CREATE TABLE avg_table( avg_value float);


Now we need to populate this new temporary table with data, coming from the AllSessions table defined above. Specifically, we are adding a single entry with the calculated average of events considering all the user-agent strings (contained in client meta key)


( SELECT COUNT(*) AS CountOfItems FROM AllSessions GROUP BY client ) a;


To apply our formula, we need now to calculate, for each user-agent, the number of events. To do so, we create an additional temporary table called "item_table" to store the count for each meta value (user-agent):



CREATE TABLE item_table( item string, value float);


It is now the time to populate the table with data, leveraging an approach similar to the one described above:



SELECT client,COUNT(*)

FROM AllSessions WHERE client IS NOT NULL GROUP BY client;


The "item_table" contains now for each row the user-agent and the number of events in which it has been found.

Finally it is the time to apply our formula and to identify uncommon user-agent strings by joining the two tables and returning only the items whose count is less than our threshold:


SELECT item_table.item as UserAgent,item_table.value as NumberOfEvents

FROM item_table JOIN avg_table WHERE item_table.value < (avg_table.avg_value/100) ORDER BY item_table.value DESC LIMIT 10;


The statement above will return the user-agent which are occurring 100 times less than the average of all the other strings.

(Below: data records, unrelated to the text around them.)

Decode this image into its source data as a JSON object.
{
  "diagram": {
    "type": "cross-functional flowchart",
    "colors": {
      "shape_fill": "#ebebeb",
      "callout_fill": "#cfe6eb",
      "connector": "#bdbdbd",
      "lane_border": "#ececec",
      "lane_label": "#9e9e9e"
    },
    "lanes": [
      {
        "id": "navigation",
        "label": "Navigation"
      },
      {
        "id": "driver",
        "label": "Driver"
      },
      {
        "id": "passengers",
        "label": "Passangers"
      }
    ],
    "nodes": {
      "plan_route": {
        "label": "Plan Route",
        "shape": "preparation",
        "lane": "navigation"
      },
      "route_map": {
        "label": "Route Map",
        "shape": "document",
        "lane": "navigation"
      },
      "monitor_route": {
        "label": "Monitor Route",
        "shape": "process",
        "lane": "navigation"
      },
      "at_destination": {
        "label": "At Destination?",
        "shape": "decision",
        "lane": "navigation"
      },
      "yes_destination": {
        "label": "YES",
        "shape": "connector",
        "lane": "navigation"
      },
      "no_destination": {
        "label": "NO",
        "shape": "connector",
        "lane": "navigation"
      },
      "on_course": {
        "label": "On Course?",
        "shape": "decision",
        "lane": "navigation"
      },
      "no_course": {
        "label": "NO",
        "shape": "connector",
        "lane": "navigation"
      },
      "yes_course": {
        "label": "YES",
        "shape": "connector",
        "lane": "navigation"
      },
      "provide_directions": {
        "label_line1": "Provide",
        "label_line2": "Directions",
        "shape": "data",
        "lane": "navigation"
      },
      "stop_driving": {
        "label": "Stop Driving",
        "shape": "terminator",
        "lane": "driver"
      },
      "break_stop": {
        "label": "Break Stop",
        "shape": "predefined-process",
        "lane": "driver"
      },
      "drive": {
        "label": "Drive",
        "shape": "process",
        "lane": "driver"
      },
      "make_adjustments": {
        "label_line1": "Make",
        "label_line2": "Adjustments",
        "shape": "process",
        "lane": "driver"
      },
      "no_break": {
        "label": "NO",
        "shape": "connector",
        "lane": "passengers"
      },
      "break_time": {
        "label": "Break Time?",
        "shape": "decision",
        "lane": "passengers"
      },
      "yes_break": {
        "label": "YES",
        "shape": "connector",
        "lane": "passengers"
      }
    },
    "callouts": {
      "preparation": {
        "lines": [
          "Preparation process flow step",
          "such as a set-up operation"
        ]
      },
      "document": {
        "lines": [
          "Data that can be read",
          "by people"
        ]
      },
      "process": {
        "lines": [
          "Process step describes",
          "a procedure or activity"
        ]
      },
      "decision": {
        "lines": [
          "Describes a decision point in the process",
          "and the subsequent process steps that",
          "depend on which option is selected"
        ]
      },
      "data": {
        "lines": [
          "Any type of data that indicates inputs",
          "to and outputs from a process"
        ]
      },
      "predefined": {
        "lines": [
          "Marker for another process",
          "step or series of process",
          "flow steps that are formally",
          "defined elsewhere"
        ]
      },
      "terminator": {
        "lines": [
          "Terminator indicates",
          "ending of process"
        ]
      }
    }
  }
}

The full sample has been attached to this post.


Disclaimer: please DO NOT consider what is described and attached to this post as RSA official content. As any other unofficial material, it has to be tested in a controlled environment first and impacts have to be evaluated carefullybefore being promoted in production. Also note the content I publish is usually intended to prove a concept rather than being fully working in any environments. As such, handle it with care.